In April 1998, when the Good Friday Agreement was announced in Belfast, sealing the peace process in Northern Ireland, its signatories could not have imagined that they were helping to make broadcasting as well as political history.
But part of the region’s cultural and economic post-Troubles recovery was the setting up of Northern Ireland Screen, a government-backed agency encouraging international film and television producers to use as locations Belfast and the mountains, woods, rivers and beaches beyond.
The organisation hoped to find a franchise that might do for employment and tourism in Ulster what the Lord of the Rings films had done for New Zealand. And the dream was achieved when, in 2011, the American TV network HBO began production of a series called Game of Thrones at Titanic Studios, based in the shipyards where the doomed ocean-liner had been built.
It was a clever move by HBO because the Northern Irish landscape was beautifully ancient without being distractingly familiar to global audiences in the way that the terrain of America or the Antipodes might have been.
The Belfast production base also gave an advantage in the casting.

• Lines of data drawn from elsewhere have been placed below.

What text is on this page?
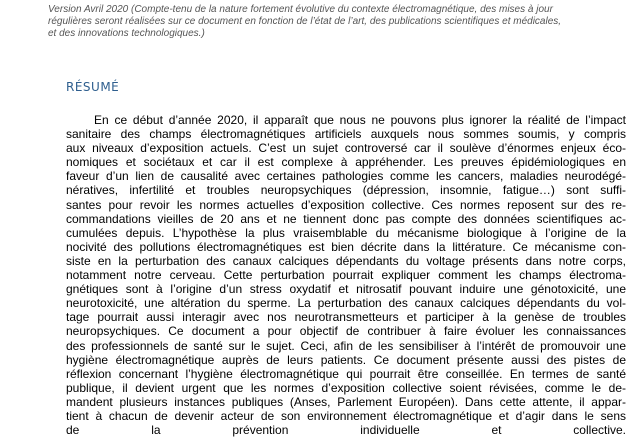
Version Avril 2020 (Compte-tenu de la nature fortement évolutive du contexte électromagnétique, des mises à jour
régulières seront réalisées sur ce document en fonction de l’état de l’art, des publications scientifiques et médicales,
et des innovations technologiques.)
RÉSUMÉ
En ce début d’année 2020, il apparaît que nous ne pouvons plus ignorer la réalité de l’impact
sanitaire des champs électromagnétiques artificiels auxquels nous sommes soumis, y compris
aux niveaux d’exposition actuels. C’est un sujet controversé car il soulève d’énormes enjeux éco-
nomiques et sociétaux et car il est complexe à appréhender. Les preuves épidémiologiques en
faveur d’un lien de causalité avec certaines pathologies comme les cancers, maladies neurodégé-
nératives, infertilité et troubles neuropsychiques (dépression, insomnie, fatigue…) sont suffi-
santes pour revoir les normes actuelles d’exposition collective. Ces normes reposent sur des re-
commandations vieilles de 20 ans et ne tiennent donc pas compte des données scientifiques ac-
cumulées depuis. L’hypothèse la plus vraisemblable du mécanisme biologique à l’origine de la
nocivité des pollutions électromagnétiques est bien décrite dans la littérature. Ce mécanisme con-
siste en la perturbation des canaux calciques dépendants du voltage présents dans notre corps,
notamment notre cerveau. Cette perturbation pourrait expliquer comment les champs électroma-
gnétiques sont à l’origine d’un stress oxydatif et nitrosatif pouvant induire une génotoxicité, une
neurotoxicité, une altération du sperme. La perturbation des canaux calciques dépendants du vol-
tage pourrait aussi interagir avec nos neurotransmetteurs et participer à la genèse de troubles
neuropsychiques. Ce document a pour objectif de contribuer à faire évoluer les connaissances
des professionnels de santé sur le sujet. Ceci, afin de les sensibiliser à l’intérêt de promouvoir une
hygiène électromagnétique auprès de leurs patients. Ce document présente aussi des pistes de
réflexion concernant l’hygiène électromagnétique qui pourrait être conseillée. En termes de santé
publique, il devient urgent que les normes d’exposition collective soient révisées, comme le de-
mandent plusieurs instances publiques (Anses, Parlement Européen). Dans cette attente, il appar-
tient à chacun de devenir acteur de son environnement électromagnétique et d’agir dans le sens
de la prévention individuelle et collective.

Game of Thrones has learned from the Harry Potter and Tolkien films that British classical actors in cameo roles lend an extra heft to fantasy scripts, so Diana Rigg, Jonathan Pryce, Anton Lesser and Julian Glover were among those flown in across the Irish Sea to play featured roles in the series.
The overall budget was helped, though, by the choice in the lead roles of British actors such as Kit Harington and Michelle Fairley and the American Peter Dinklage, who, at the time, were fairly unknown.
This reflects a decision to position the series as an overall brand – aimed at the large fan base that the George RR Martin source books already had – rather than relying on big-name actors to draw audiences. In Game of Thrones, the story is the star.
A clue to why the show has now won more awards than any other fiction series in the history of the Emmys can be seen in the other series that took home trophies this year – Veep (about politics), The People vs OJ Simpson (race), Bloodline (violence), and Downton Abbey (history).
Politics, race, history and violence thrive in the plot lines of Game of Thrones, which also features large amounts of a commodity that has rarely driven audiences away – sex. The latter has made the show hugely popular with teenage libidos in males of all ages, although it has also brought justified criticism of the show’s sometimes casual attitudes to female nudity and, in one controversial scene, rape.
This is a Lord of The Rings but with more blood, lust and intrigue.